You know that when doing something difficult or challenging at work, you will need every weapon on your side to win. And a useful weapon is documentation—a weapon so powerful that many Davids have used it to win battles against Goliaths.

It’s a weapon for both defense and offense!

It’s useful to articulate cases in which documentation is a powerful weapon, because I get the sense that you, having read this far, see the value in some level, but haven’t yet started implementing it yet into your life. So today I’m going to try to share specific examples and cases that make the case more compelling. Here are different situations in which documentation is often a weapon:

  • Your boss or the team agree to something that they aren’t as excited about as you are… and then later they “misremember” the extent of their commitment.
  • Documentation makes it very easy to catch people in lies. Note that some lies may be intentional, some accidental, some mean-spirited, some positive-spirited—but they’re lies regardless.
  • Documentation is the best way to clear up misunderstandings.
  • Documentation always turns into the official-ish transcript of what happens, so you become the official keeper of the narratives—a deeply powerful position
  • Documentation lets you, as the official keeper of the narrative, frame everything in the optimal way in which it needs to be framed.

Sometimes you need to sharpen your knife. The metaphor in this context is to know when you actively (proactively?) bring your documentation to the fight.

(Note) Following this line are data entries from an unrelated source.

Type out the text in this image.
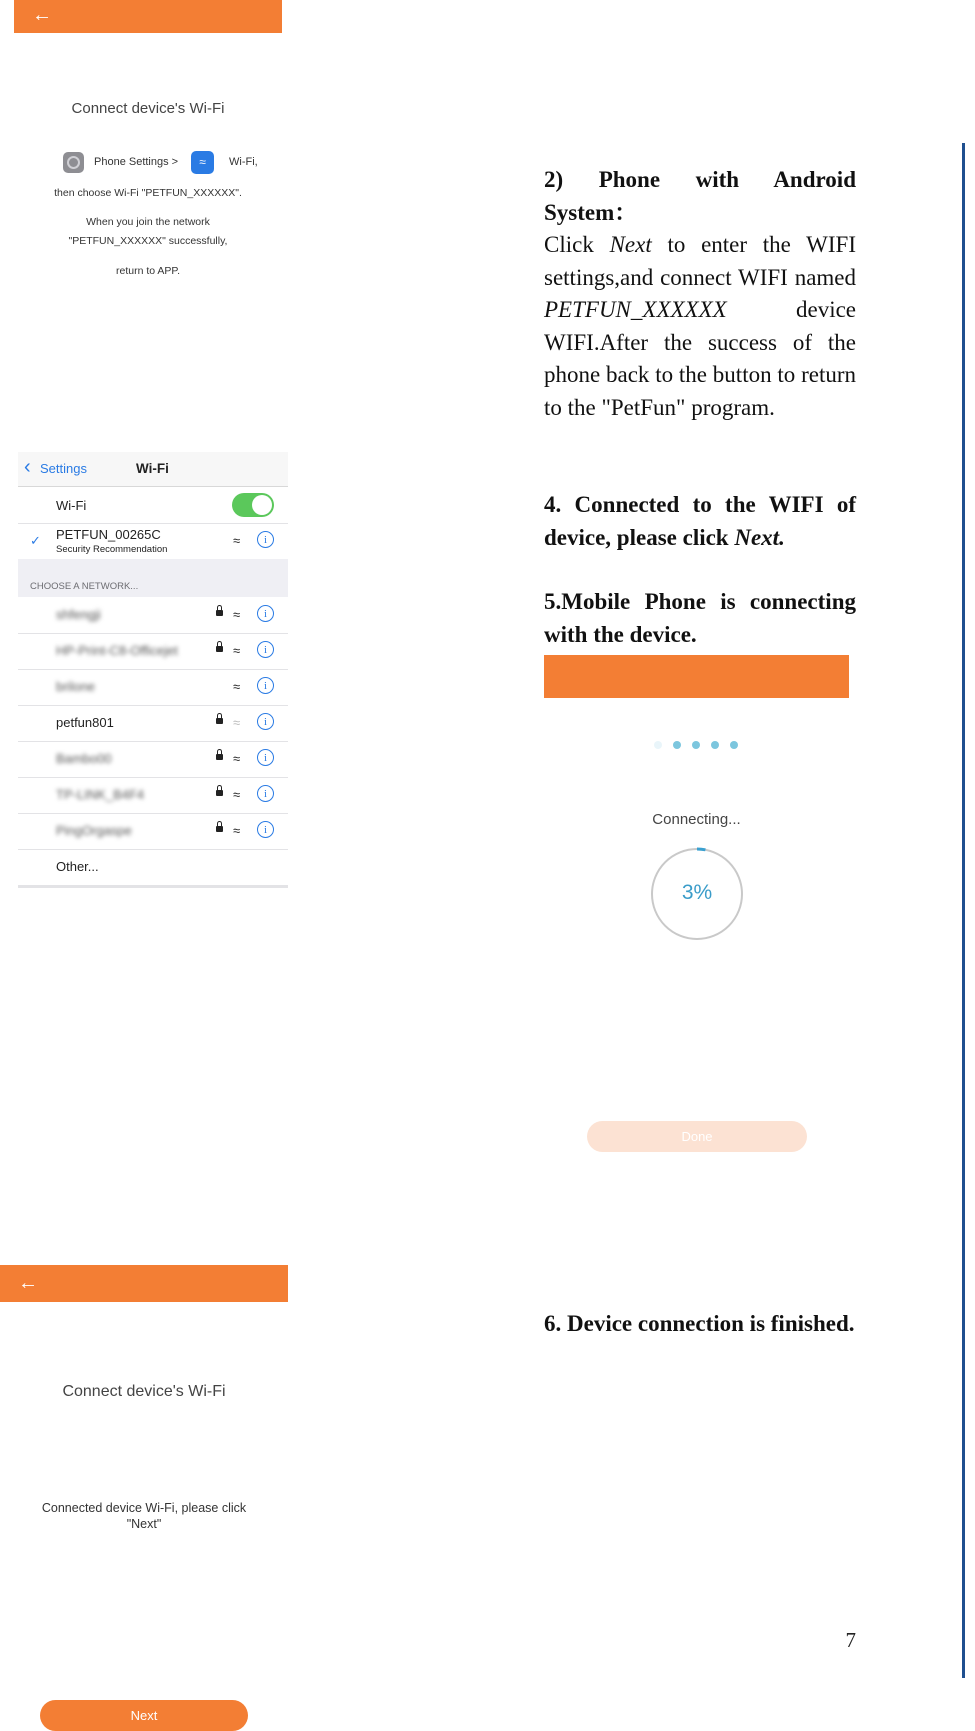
←
Connect device's Wi-Fi
Phone Settings >	≈	Wi-Fi,
then choose Wi-Fi "PETFUN_XXXXXX".
When you join the network
"PETFUN_XXXXXX" successfully,
return to APP.
‹ Settings	Wi-Fi
Wi-Fi
✓ PETFUN_00265C
Security Recommendation
≈	i
CHOOSE A NETWORK...
shfengji	≈	i
HP-Print-C8-Officejet	≈	i
brilone	≈	i
petfun801	≈	i
Bambo00	≈	i
TP-LINK_B4F4	≈	i
PingOrgaspe	≈	i
Other...
2) Phone with Android System：
Click Next to enter the WIFI settings,and connect WIFI named PETFUN_XXXXXX device WIFI.After the success of the phone back to the button to return to the "PetFun" program.
4. Connected to the WIFI of device, please click Next.
5.Mobile Phone is connecting with the device.
Connecting...
3%
Done
6. Device connection is finished.
←
Connect device's Wi-Fi
Connected device Wi-Fi, please click
"Next"
Next
7
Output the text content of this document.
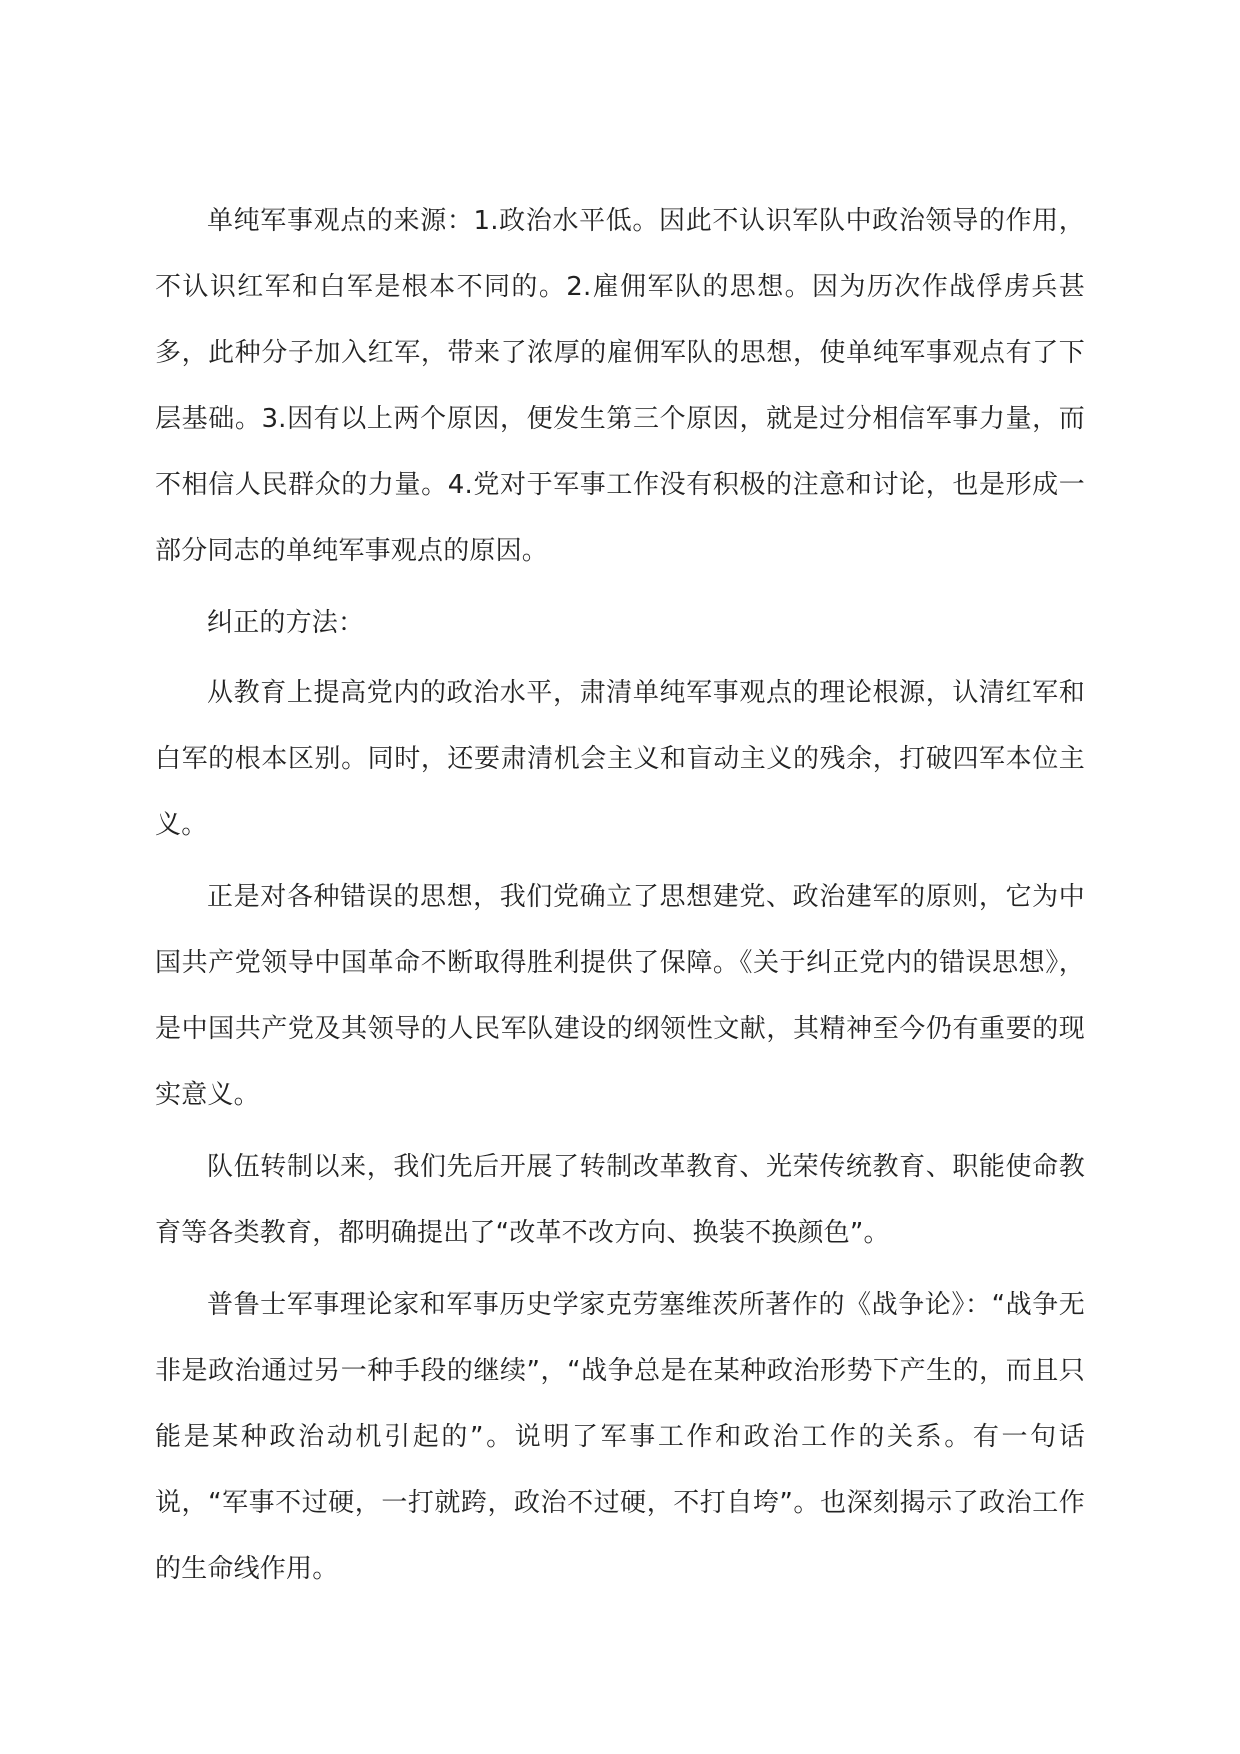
单纯军事观点的来源：1.政治水平低。因此不认识军队中政治领导的作用，不认识红军和白军是根本不同的。2.雇佣军队的思想。因为历次作战俘虏兵甚多，此种分子加入红军，带来了浓厚的雇佣军队的思想，使单纯军事观点有了下层基础。3.因有以上两个原因，便发生第三个原因，就是过分相信军事力量，而不相信人民群众的力量。4.党对于军事工作没有积极的注意和讨论，也是形成一部分同志的单纯军事观点的原因。

纠正的方法：

从教育上提高党内的政治水平，肃清单纯军事观点的理论根源，认清红军和白军的根本区别。同时，还要肃清机会主义和盲动主义的残余，打破四军本位主义。

正是对各种错误的思想，我们党确立了思想建党、政治建军的原则，它为中国共产党领导中国革命不断取得胜利提供了保障。《关于纠正党内的错误思想》，是中国共产党及其领导的人民军队建设的纲领性文献，其精神至今仍有重要的现实意义。

队伍转制以来，我们先后开展了转制改革教育、光荣传统教育、职能使命教育等各类教育，都明确提出了“改革不改方向、换装不换颜色”。

普鲁士军事理论家和军事历史学家克劳塞维茨所著作的《战争论》：“战争无非是政治通过另一种手段的继续”，“战争总是在某种政治形势下产生的，而且只能是某种政治动机引起的”。说明了军事工作和政治工作的关系。有一句话说，“军事不过硬，一打就跨，政治不过硬，不打自垮”。也深刻揭示了政治工作的生命线作用。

As the old saying goes, “don’t show up to a gunfight with a knife.” As a common example, go into important meetings with the relevant document in hand or, less metaphorically, with the 6 relevant tabs already open on your computer.

But remember: guns kill the person holding the gun as often as they kill the intruder. Misused, they can hurt you more than they help. By keeping good documentation, you will commit yourself to actions and to stories—and now you need to follow through and do them! This is the hardest part. And guess what? This is precisely one of the reasons why your boss or client will love it when you’re documentation focused because you’ll be keeping yourself accountable. That’s not only the best way to become accountable, but it makes his job as a manager trivially easy.